Permítanme explicarlo. Eduardo Fernández, un dirigente político fundamental de la era bipartidista, y un presidenciable bien formado que fue sacado de juego por la pícara acción del anciano fundador de su partido, lleva largos meses tratando de convencer a sus lectores de que no hay nada más útil, cortés, educado, políticamente correcto, eficiente, incluso de buen gusto, como ir a votar –si es posible muy temprano y bien vestidos– el 6 de diciembre en las elecciones convocadas por el CNE de Maduro.
Pero Eduardo, que siempre ha asumido la política como un eufemismo, se comporta ahora más aún cual maestro zen imperturbable. Ya no recurre a estrategias argumentales directas para defender sus posiciones. Ni a razonamientos jurídicos rigurosos o principios de justicia social. El Eduardo que nos llama a votar es uno que no levanta la voz (aunque es verdad nunca la ha levantado). A quien siquiera se le escucha una inflexión. Todo lo que escribe suena a susurro. Es plano, como la recta de Puerto La Cruz-Ciudad Bolívar. Casi silente, como una monja de clausura. Tanto, que cuando intenta hablar mal del gobierno pareciera que lo está felicitando.
Es un Eduardo Fernández colocado cada vez más lejos de la imagen aquella de “Tigre” que Machado, el ministro de la inteligencia, le inventó para una de sus campañas y más cercano a alguien como Heidi, la tierna niña de redondos ojos diseño japonés que corretea por los Alpes cantando feliz entre las cabras “Abuelito, dime tú”.
En un momento decisivo del artículo, Eduardo, inmaculado, sin pecado original concebido, nos hace una confesión decisiva: “No he logrado entender cómo es que teniendo la información que tenemos (…) de que contamos con el 80% de los electores venezolanos que deseamos un cambio, se nos propone como ruta política un salto en el vacío, la abstención”.
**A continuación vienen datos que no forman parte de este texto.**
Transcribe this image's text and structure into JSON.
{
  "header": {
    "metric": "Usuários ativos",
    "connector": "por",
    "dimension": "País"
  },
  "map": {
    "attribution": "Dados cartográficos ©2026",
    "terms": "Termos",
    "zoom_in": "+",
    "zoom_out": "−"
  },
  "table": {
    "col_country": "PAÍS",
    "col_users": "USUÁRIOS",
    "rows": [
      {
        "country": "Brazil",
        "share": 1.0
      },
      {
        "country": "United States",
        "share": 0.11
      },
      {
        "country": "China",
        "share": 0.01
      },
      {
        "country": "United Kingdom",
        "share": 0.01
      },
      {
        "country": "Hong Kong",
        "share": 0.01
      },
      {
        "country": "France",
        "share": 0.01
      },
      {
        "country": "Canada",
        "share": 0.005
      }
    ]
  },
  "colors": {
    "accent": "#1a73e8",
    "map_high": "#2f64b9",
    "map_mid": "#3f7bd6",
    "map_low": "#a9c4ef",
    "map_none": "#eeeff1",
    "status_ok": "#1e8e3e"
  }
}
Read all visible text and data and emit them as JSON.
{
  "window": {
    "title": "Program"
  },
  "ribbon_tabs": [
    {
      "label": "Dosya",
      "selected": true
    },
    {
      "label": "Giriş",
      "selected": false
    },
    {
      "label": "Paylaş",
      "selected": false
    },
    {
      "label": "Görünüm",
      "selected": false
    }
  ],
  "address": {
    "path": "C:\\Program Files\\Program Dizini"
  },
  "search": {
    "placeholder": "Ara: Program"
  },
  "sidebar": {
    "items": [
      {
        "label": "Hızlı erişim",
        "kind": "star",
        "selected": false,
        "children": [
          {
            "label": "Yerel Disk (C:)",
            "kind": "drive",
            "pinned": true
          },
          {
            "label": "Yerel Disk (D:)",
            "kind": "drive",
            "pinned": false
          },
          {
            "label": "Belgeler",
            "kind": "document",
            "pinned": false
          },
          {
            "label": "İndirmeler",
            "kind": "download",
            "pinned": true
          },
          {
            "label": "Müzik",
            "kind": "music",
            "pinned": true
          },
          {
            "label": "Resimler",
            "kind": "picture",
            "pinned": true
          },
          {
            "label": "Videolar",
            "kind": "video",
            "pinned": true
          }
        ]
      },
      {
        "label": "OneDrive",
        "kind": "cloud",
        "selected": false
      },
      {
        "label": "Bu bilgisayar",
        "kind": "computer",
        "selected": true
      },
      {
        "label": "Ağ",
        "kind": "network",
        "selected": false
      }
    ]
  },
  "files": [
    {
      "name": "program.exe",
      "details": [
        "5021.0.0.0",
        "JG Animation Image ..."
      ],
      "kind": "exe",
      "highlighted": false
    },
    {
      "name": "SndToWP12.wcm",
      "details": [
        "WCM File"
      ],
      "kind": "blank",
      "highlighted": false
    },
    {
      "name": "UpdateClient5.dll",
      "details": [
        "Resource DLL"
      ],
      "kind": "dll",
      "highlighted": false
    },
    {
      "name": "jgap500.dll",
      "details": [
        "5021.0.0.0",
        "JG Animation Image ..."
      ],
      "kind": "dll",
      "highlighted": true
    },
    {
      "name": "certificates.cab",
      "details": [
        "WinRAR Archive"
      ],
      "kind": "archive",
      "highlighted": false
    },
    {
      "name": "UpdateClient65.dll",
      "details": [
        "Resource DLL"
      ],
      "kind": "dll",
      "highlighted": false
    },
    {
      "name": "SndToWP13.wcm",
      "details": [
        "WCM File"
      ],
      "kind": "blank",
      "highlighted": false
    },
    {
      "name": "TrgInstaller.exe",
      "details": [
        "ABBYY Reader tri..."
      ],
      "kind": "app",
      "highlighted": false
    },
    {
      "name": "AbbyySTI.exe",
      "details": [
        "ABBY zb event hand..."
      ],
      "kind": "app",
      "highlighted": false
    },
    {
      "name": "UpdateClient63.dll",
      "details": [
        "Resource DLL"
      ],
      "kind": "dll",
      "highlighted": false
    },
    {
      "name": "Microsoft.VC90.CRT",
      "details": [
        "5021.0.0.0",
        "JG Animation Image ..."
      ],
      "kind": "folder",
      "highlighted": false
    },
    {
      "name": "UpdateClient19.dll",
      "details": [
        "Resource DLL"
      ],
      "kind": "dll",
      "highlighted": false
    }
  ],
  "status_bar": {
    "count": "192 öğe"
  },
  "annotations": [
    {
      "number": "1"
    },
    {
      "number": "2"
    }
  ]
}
Es un momento espectacular, como de ópera. Conmovedor. Si no fuese un asunto muy serio, casi provoca tomar al niño Eduardo de la mano, montarlo en un columpio, mecerlo suavemente y decirle quedamente al oído, para no asustarlo: “Dulce Eduardo, el mundo no es lo que parece, el sol no gira alrededor de la tierra, es al revés; la tierra tampoco es plana aunque tú mirando el mar puedas convencerte de que es así; y no todos los hombres son buenos –los hay malvados y tramposos y perversos–, y lo más importante: no todas las convocatorias a elecciones son inocentes aunque las puedas ganar, tierno niño”.
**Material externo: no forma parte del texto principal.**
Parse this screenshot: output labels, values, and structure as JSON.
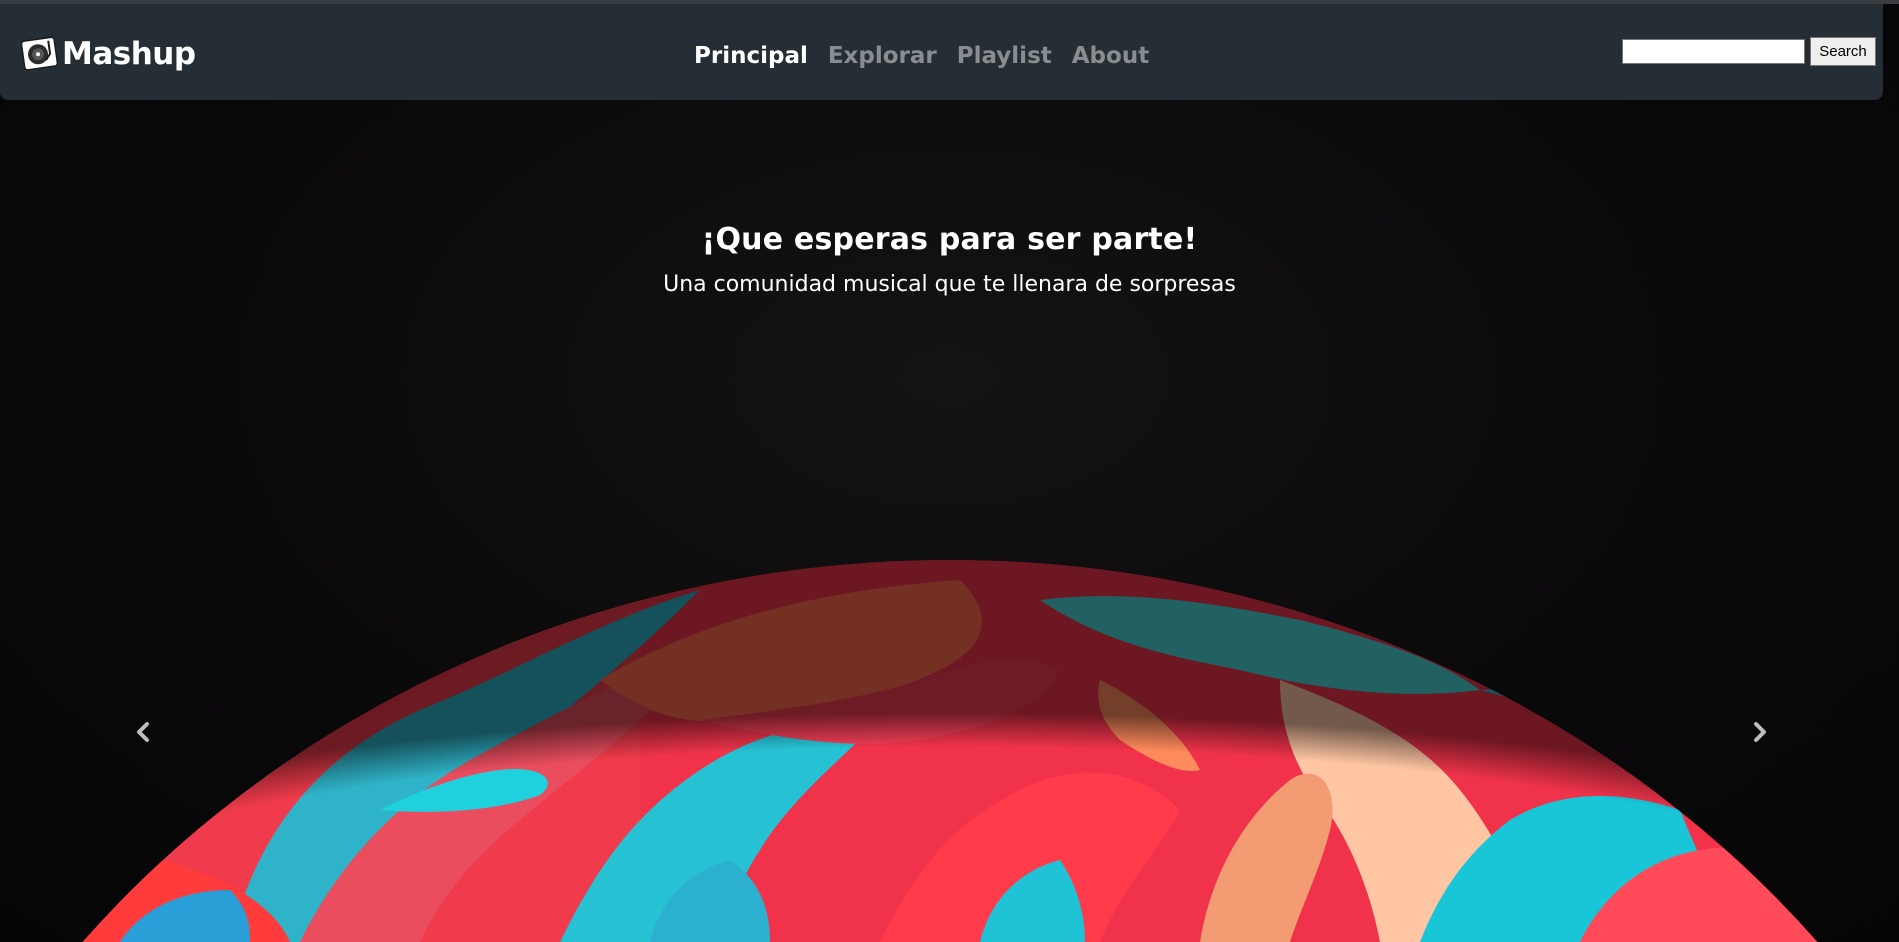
{
  "navbar": {
    "brand_name": "Mashup",
    "brand_icon": "turntable-icon",
    "links": [
      {
        "label": "Principal",
        "active": true
      },
      {
        "label": "Explorar",
        "active": false
      },
      {
        "label": "Playlist",
        "active": false
      },
      {
        "label": "About",
        "active": false
      }
    ],
    "search": {
      "value": "",
      "placeholder": "",
      "button_label": "Search"
    },
    "background_color": "#252e34",
    "active_link_color": "#ffffff",
    "inactive_link_color": "#8a8d8f"
  },
  "hero": {
    "title": "¡Que esperas para ser parte!",
    "subtitle": "Una comunidad musical que te llenara de sorpresas",
    "prev_icon": "chevron-left-icon",
    "next_icon": "chevron-right-icon",
    "image_subject": "colorful-soap-bubble"
  }
}
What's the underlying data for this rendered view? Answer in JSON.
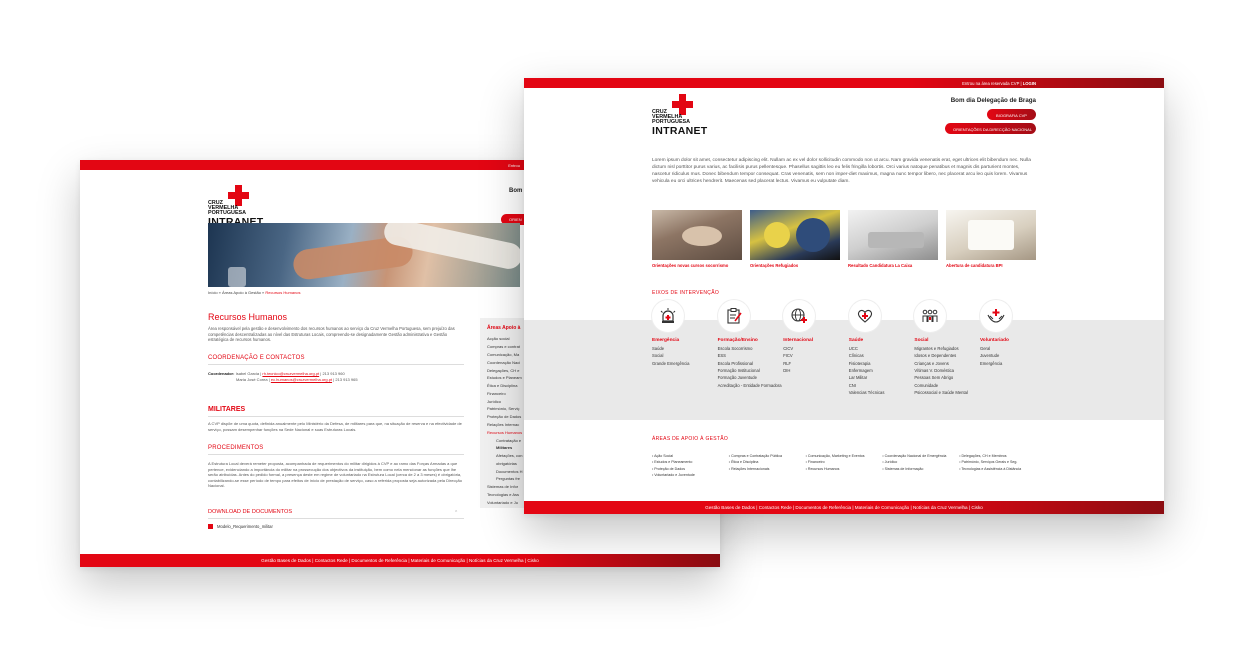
{
  "back_page": {
    "topbar_text": "Entrou",
    "greeting": "Bom",
    "pill_text": "ORIEN",
    "logo": {
      "line1": "CRUZ",
      "line2": "VERMELHA",
      "line3": "PORTUGUESA",
      "intranet": "INTRANET"
    },
    "breadcrumb": {
      "home": "Início",
      "sep1": " » ",
      "area": "Áreas Apoio à Gestão",
      "sep2": " » ",
      "current": "Recursos Humanos"
    },
    "title": "Recursos Humanos",
    "intro": "Área responsável pela gestão e desenvolvimento dos recursos humanos ao serviço da Cruz Vermelha Portuguesa, sem prejuízo das competências descentralizadas ao nível das Estruturas Locais, compreendo-se designadamente Gestão administrativa e Gestão estratégica de recursos humanos.",
    "coord_heading": "COORDENAÇÃO E CONTACTOS",
    "coordinator_label": "Coordenador:",
    "coordinator_line1_name": "Isabel Garcia",
    "coordinator_line1_email": "rh.tecnico@cruzvermelha.org.pt",
    "coordinator_line1_phone": "213 913 960",
    "coordinator_line2_name": "Maria José Corea",
    "coordinator_line2_email": "ec.humanos@cruzvermelha.org.pt",
    "coordinator_line2_phone": "213 913 965",
    "militares_heading": "MILITARES",
    "militares_text": "A CVP dispõe de uma quota, definida anualmente pelo Ministério da Defesa, de militares para que, na situação de reserva e na efectividade de serviço, possam desempenhar funções na Sede Nacional e suas Estruturas Locais.",
    "proc_heading": "PROCEDIMENTOS",
    "proc_text": "A Estrutura Local deverá remeter proposta, acompanhada de requerimentos do militar dirigidos à CVP e ao ramo das Forças Armadas a que pertence, evidenciando a importância do militar na prossecução dos objectivos da instituição, bem como nela mencionar as funções que lhe serão atribuídas. Antes do pedido formal, a presença deste em regime de voluntariado na Estrutura Local (cerca de 2 a 3 meses) é obrigatória, contabilizando-se esse período de tempo para efeitos de início de prestação de serviço, caso a referida proposta seja autorizada pela Direcção Nacional.",
    "download_heading": "DOWNLOAD DE DOCUMENTOS",
    "download_file": "Modelo_Requerimento_militar",
    "sidebar": {
      "title": "Áreas Apoio à",
      "items": [
        "Acção social",
        "Compras e contrat",
        "Comunicação, Ma",
        "Coordenação Naci",
        "Delegações, CH e",
        "Estudos e Planeam",
        "Ética e Disciplina",
        "Financeiro",
        "Jurídico",
        "Património, Serviç",
        "Proteção de Dados",
        "Relações Internac",
        "Recursos Humanos",
        "Contratação e",
        "Militares",
        "Afetações, con",
        "obrigatórias",
        "Documentos H",
        "Perguntas fre",
        "Sistemas de Infor",
        "Tecnologias e Ass",
        "Voluntariado e Ju"
      ]
    },
    "footer": "Gestão Bases de Dados  |  Contactos Rede  |  Documentos de Referência  |  Materiais de Comunicação  |  Notícias da Cruz Vermelha  |  Cisko"
  },
  "front_page": {
    "topbar_prefix": "Entrou na área reservada CVP  |  ",
    "topbar_login": "LOGIN",
    "logo": {
      "line1": "CRUZ",
      "line2": "VERMELHA",
      "line3": "PORTUGUESA",
      "intranet": "INTRANET"
    },
    "greeting": "Bom dia Delegação de Braga",
    "button1": "BIOGRAFIA CVP",
    "button2": "ORIENTAÇÕES DA DIRECÇÃO NACIONAL",
    "intro": "Lorem ipsum dolor sit amet, consectetur adipiscing elit. Nullam ac ex vel dolor sollicitudin commodo non ut arcu. Nam gravida venenatis erat, eget ultrices elit bibendum nec. Nulla dictum nisl porttitor purus varius, ac facilisis purus pellentesque. Phasellus sagittis leo eu felis fringilla lobortis. Orci varius natoque penatibus et magnis dis parturient montes, nascetur ridiculus mus. Donec bibendum tempor consequat. Cras venenatis, sem non imper-diet maximus, magna nunc tempor libero, nec placerat arcu leo quis lorem. Vivamus vehicula eu orci ultrices hendrerit. Maecenas sed placerat lectus. Vivamus eu vulputate diam.",
    "cards": [
      {
        "caption": "Orientações novas cursos socorrismo"
      },
      {
        "caption": "Orientações Refugiados"
      },
      {
        "caption": "Resultado Candidatura La Caixa"
      },
      {
        "caption": "Abertura de candidatura BPI"
      }
    ],
    "eixos_heading": "EIXOS DE INTERVENÇÃO",
    "areas": [
      {
        "icon": "siren-icon",
        "title": "Emergência",
        "items": [
          "Saúde",
          "Social",
          "Grande Emergência"
        ]
      },
      {
        "icon": "clipboard-icon",
        "title": "Formação/Ensino",
        "items": [
          "Escola Socorrismo",
          "ESS",
          "Escola Profissional",
          "Formação Institucional",
          "Formação Juventude",
          "Acreditação - Entidade Formadora"
        ]
      },
      {
        "icon": "globe-icon",
        "title": "Internacional",
        "items": [
          "CICV",
          "FICV",
          "RLF",
          "DIH"
        ]
      },
      {
        "icon": "heart-icon",
        "title": "Saúde",
        "items": [
          "UCC",
          "Clínicas",
          "Fisioterapia",
          "Enfermagem",
          "Lar Militar",
          "CNI",
          "Valencias Técnicas"
        ]
      },
      {
        "icon": "people-icon",
        "title": "Social",
        "items": [
          "Migrantes e Refugiados",
          "Idosos e Dependentes",
          "Crianças e Jovens",
          "Vítimas V. Doméstica",
          "Pessoas Sem Abrigo",
          "Comunidade",
          "Psicossocial e Saúde Mental"
        ]
      },
      {
        "icon": "hands-cross-icon",
        "title": "Voluntariado",
        "items": [
          "Geral",
          "Juventude",
          "Emergência"
        ]
      }
    ],
    "apoio_heading": "ÁREAS DE APOIO À GESTÃO",
    "apoio_cols": [
      [
        "Ação Social",
        "Estudos e Planeamento",
        "Proteção de Dados",
        "Voluntariado e Juventude"
      ],
      [
        "Compras e Contratação Pública",
        "Ética e Disciplina",
        "Relações Internacionais"
      ],
      [
        "Comunicação, Marketing e Eventos",
        "Financeiro",
        "Recursos Humanos"
      ],
      [
        "Coordenação Nacional de Emergência",
        "Jurídico",
        "Sistemas de Informação"
      ],
      [
        "Delegações, CH e Membros",
        "Património, Serviços Gerais e Seg.",
        "Tecnologias e Assistência à Distância"
      ]
    ],
    "footer": "Gestão Bases de Dados  |  Contactos Rede  |  Documentos de Referência  |  Materiais de Comunicação  |  Notícias da Cruz Vermelha  |  Cisko"
  },
  "colors": {
    "brand_red": "#e30613",
    "dark_red": "#8c0d12",
    "band_gray": "#e9e9e9"
  }
}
A Eduardo habría que explicarle, como quien le aclara a un infante la identidad de San Nicolás, una por una, las tesis que una organización como Ojo Electoral, en donde están hombres virtuosos, como el rector de la UCAB, tiene meses predicando sobre las razones por las cuales las elecciones de diciembre no son para nada confiables porque, independientemente de sus resultados, están sustentada sobre una serie interminable de violaciones de las leyes, la Constitución y las tradiciones democráticas, de ardides y engaños, de marramucias y sinvergüenzuras, que avalarlas resulta tan irresponsable o delictivo como que el Banco Central acepte un billete de 70 bolívares por verdadero y, además, le devuelva cambio al portador.
“Dulce Eduardo”, le diremos cuando el niño ya esté más sereno, “a ti que te gusta el fútbol: es como un partido entre el River Plate y el Boca Junior, jugado en La Bombonera, en donde el árbitro sea Maradona, y todos los delanteros goleadores, el técnico y el arquero estrella del River han sido hechos presos antes de comenzar el partido”. “Tú, dulce y tierno e inocente niño, que eres del River ¿lo jugarías?”, le preguntaríamos al final.
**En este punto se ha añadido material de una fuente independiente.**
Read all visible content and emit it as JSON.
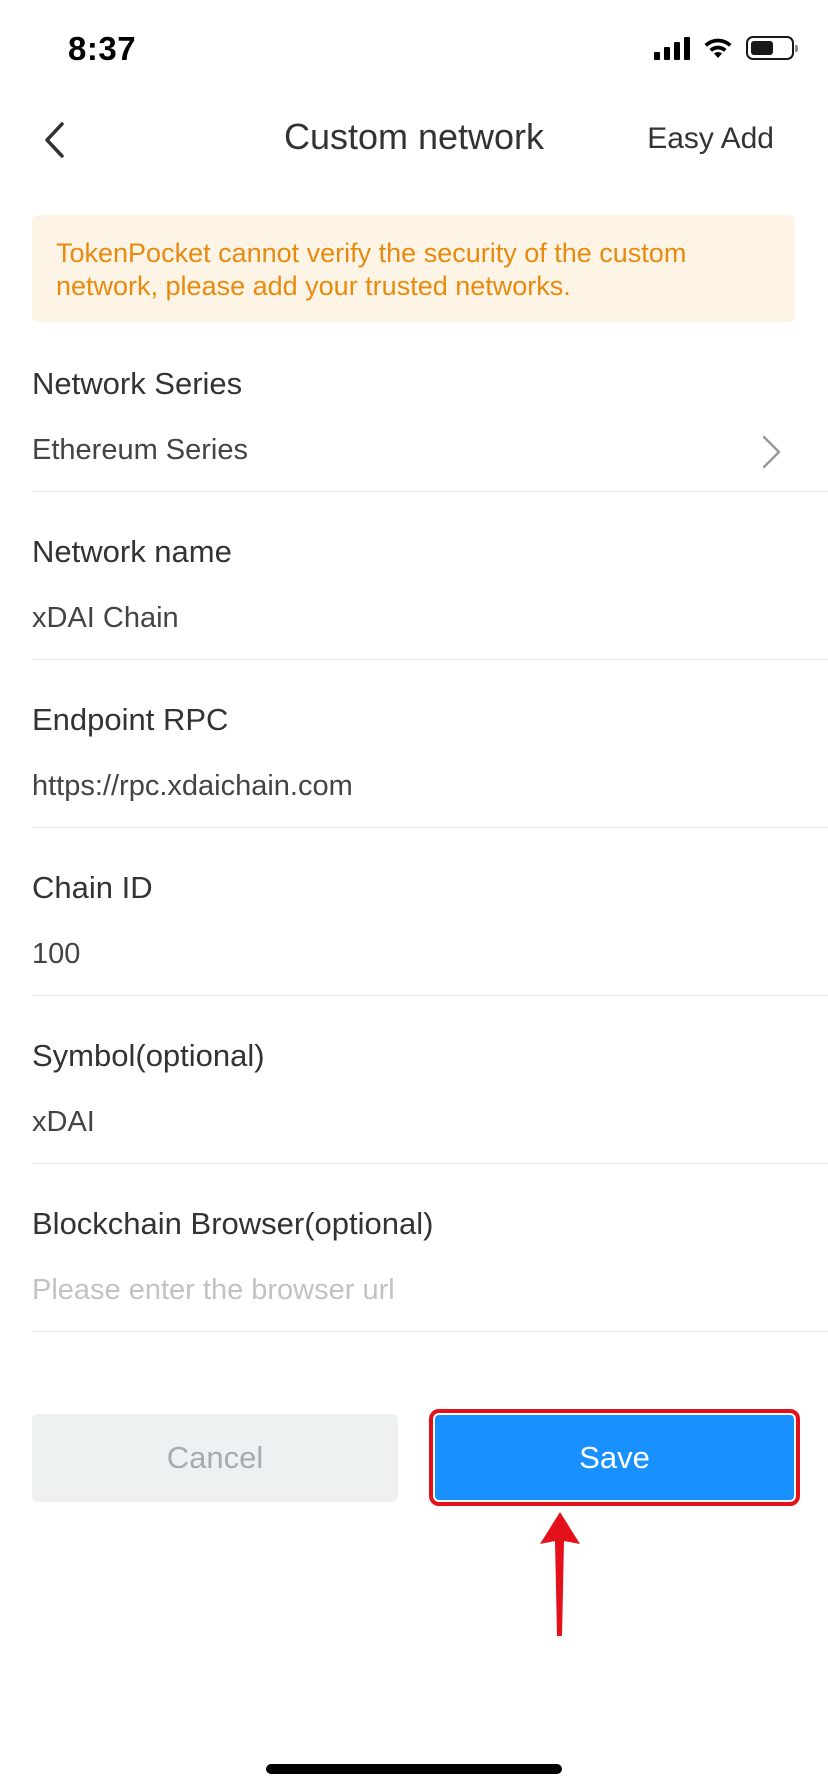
{
  "status_bar": {
    "time": "8:37"
  },
  "header": {
    "title": "Custom network",
    "action_label": "Easy Add",
    "back_icon": "chevron-left-icon"
  },
  "warning": {
    "text": "TokenPocket cannot verify the security of the custom network, please add your trusted networks.",
    "text_color": "#e88a0f",
    "background": "#fdf4e5"
  },
  "form": {
    "network_series": {
      "label": "Network Series",
      "value": "Ethereum Series"
    },
    "network_name": {
      "label": "Network name",
      "value": "xDAI Chain"
    },
    "endpoint_rpc": {
      "label": "Endpoint RPC",
      "value": "https://rpc.xdaichain.com"
    },
    "chain_id": {
      "label": "Chain ID",
      "value": "100"
    },
    "symbol": {
      "label": "Symbol(optional)",
      "value": "xDAI"
    },
    "blockchain_browser": {
      "label": "Blockchain Browser(optional)",
      "value": "",
      "placeholder": "Please enter the browser url"
    }
  },
  "buttons": {
    "cancel_label": "Cancel",
    "save_label": "Save"
  },
  "colors": {
    "accent": "#1890ff",
    "highlight": "#e5111a"
  }
}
Mucho me temo que respondería que sí. Porque a Fernández creo que lo perdimos. Que, por algunos de esos extraños enigmas del alma humana explorados por Nietzsche con tanta ansiedad, ya El Tigre está más allá del bien y del mal. Encontró la serenidad beatífica en medio de la tormenta. Surfea sobre el temporal de fango sin mancharse los zapatos. Uno lee a Fernández y se imagina a un vecino que escucha absorto y ensimismado el adagio de Albinoni mientras el vecindario se incendia y los leños encendidos entran por su ventana.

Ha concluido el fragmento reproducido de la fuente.